El conflicto que existía entre productores de caña y la empresa del Grupo Porres habría llegado a un acuerdo y el bloqueo que se mantenía en esas instalaciones terminó, no se precisó en qué términos serán liquidados los dueños de las parcelas de los 157 productores donde no se cosechó y por consecuencia no se industrializó la producción, ante la incapacidad del ingenio por hacerlo ya que en años anteriores se procesaban hasta 10 mil toneladas hoy apenas se muelen 5 mil porque la maquinaria no ha sido renovada.
Y es que desde hace algunos años el Grupo Porres empezó a adquirir grandes extensiones de tierras en Huixtla y otros municipios y a cultivar la llamada “vara dulce”, esto incrementó la cantidad de cosecha pero año con año va disminuyendo la cantidad que se puede industrializar, en esta ocasión se dio prioridad a la del Grupo Porres y se dejó la de los productores cañeros de esta región, los que inicialmente no se les quería liquidar el producto pero llegaron a un acuerdo.
Los productores de caña de azúcar que abastecen de la materia prima a Huixtla están adheridos a dos organizaciones la CNC, que encabeza Abraham Escobar Arias, y la CNPR, de Javier Torres, quienes ante la falta de respuesta anunciaron que no sólo bloquearían las entradas y salidas del ingenio sino que esto tomaría mayores dimensiones, sin embargo, los problemas persistían hasta el pasado jueves por la mañana siendo hasta el viernes que se dijo que ya se había solucionado.

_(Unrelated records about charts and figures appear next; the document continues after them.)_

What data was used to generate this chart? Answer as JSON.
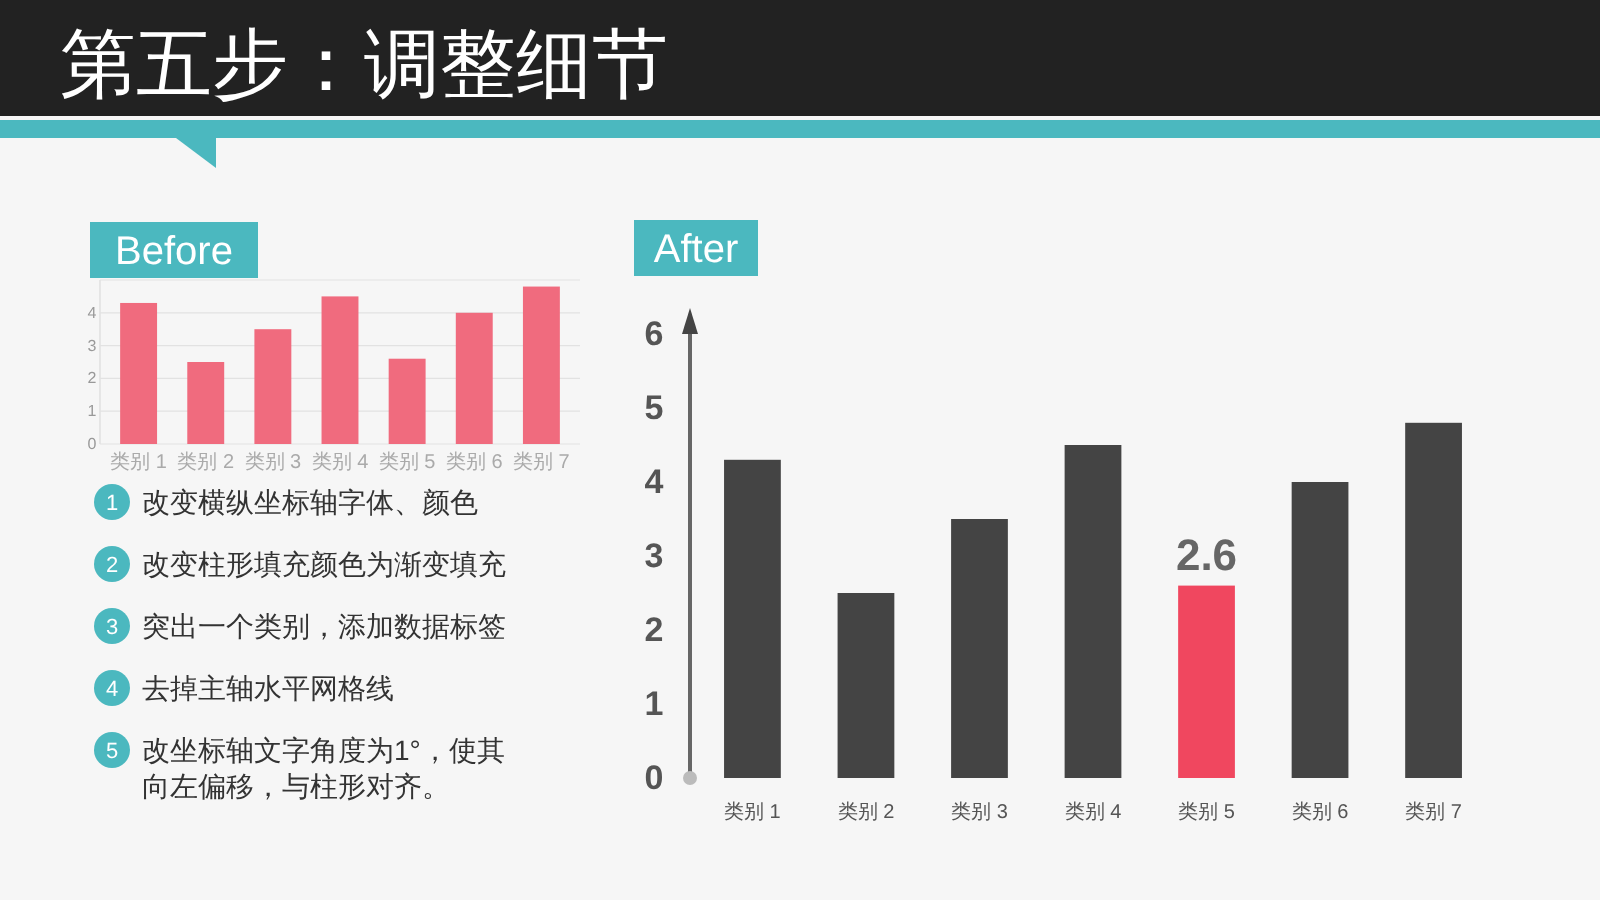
{
  "chart_data": [
    {
      "type": "other",
      "title": "第五步：调整细节"
    },
    {
      "type": "bar",
      "title": "Before",
      "categories": [
        "类别 1",
        "类别 2",
        "类别 3",
        "类别 4",
        "类别 5",
        "类别 6",
        "类别 7"
      ],
      "values": [
        4.3,
        2.5,
        3.5,
        4.5,
        2.6,
        4.0,
        4.8
      ],
      "color": "#f06b7e",
      "ylim": [
        0,
        5
      ],
      "yticks": [
        0,
        1,
        2,
        3,
        4
      ],
      "grid": "y",
      "annotations": [
        "1",
        "改变横纵坐标轴字体、颜色",
        "2",
        "改变柱形填充颜色为渐变填充",
        "3",
        "突出一个类别，添加数据标签",
        "4",
        "去掉主轴水平网格线",
        "5",
        "改坐标轴文字角度为1°，使其向左偏移，与柱形对齐。"
      ]
    },
    {
      "type": "bar",
      "title": "After",
      "categories": [
        "类别 1",
        "类别 2",
        "类别 3",
        "类别 4",
        "类别 5",
        "类别 6",
        "类别 7"
      ],
      "values": [
        4.3,
        2.5,
        3.5,
        4.5,
        2.6,
        4.0,
        4.8
      ],
      "colors": [
        "#444444",
        "#444444",
        "#444444",
        "#444444",
        "#f0475f",
        "#444444",
        "#444444"
      ],
      "value_labels": [
        null,
        null,
        null,
        null,
        "2.6",
        null,
        null
      ],
      "ylim": [
        0,
        6
      ],
      "yticks": [
        0,
        1,
        2,
        3,
        4,
        5,
        6
      ],
      "grid": false
    }
  ]
}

Los cañeros acusaron abusos y falta de cumplimiento por parte de la empresa azucarera por ello el bloqueo, porque se dejaron de cosechar e industrializar los terrenos de 157 productores y por consecuencia la empresa está obligada basados en el decreto y normas de operaciones aportar el 80% de la pérdida y 20% correspondería a los productores.
Ante el eventual acuerdo en el que se dijo que les liquidaría y se daría prioridad a la cosecha de los productores del sector social, adheridos a las dos organizaciones, y después de estos a las extensiones del denominado “Fomento Productivo” que son los terrenos identificados con el Grupo Porres y el propio ingenio de Huixtla, para evitar dejar a los productores con la caña en sus terrenos como ocurrió en esta zafra.
Y es que los productores mantienen una inconformidad permanente contra el ingenio por los pagos de las cosechas que consiste en un 80% de lo que llaman preliquidación y el 20% que sirve para una serie de acciones en favor del campo, de los cultivos, de las carreteras y caminos saca cosechas pero que desconocen cómo se aplican.
El ingenio de Huixtla permitió a su llegada una oportunidad para que los campos produjeran y hubiera una reactivación económica para la zona, hoy está va en decadencia al grado que no puede industrializar toda la producción.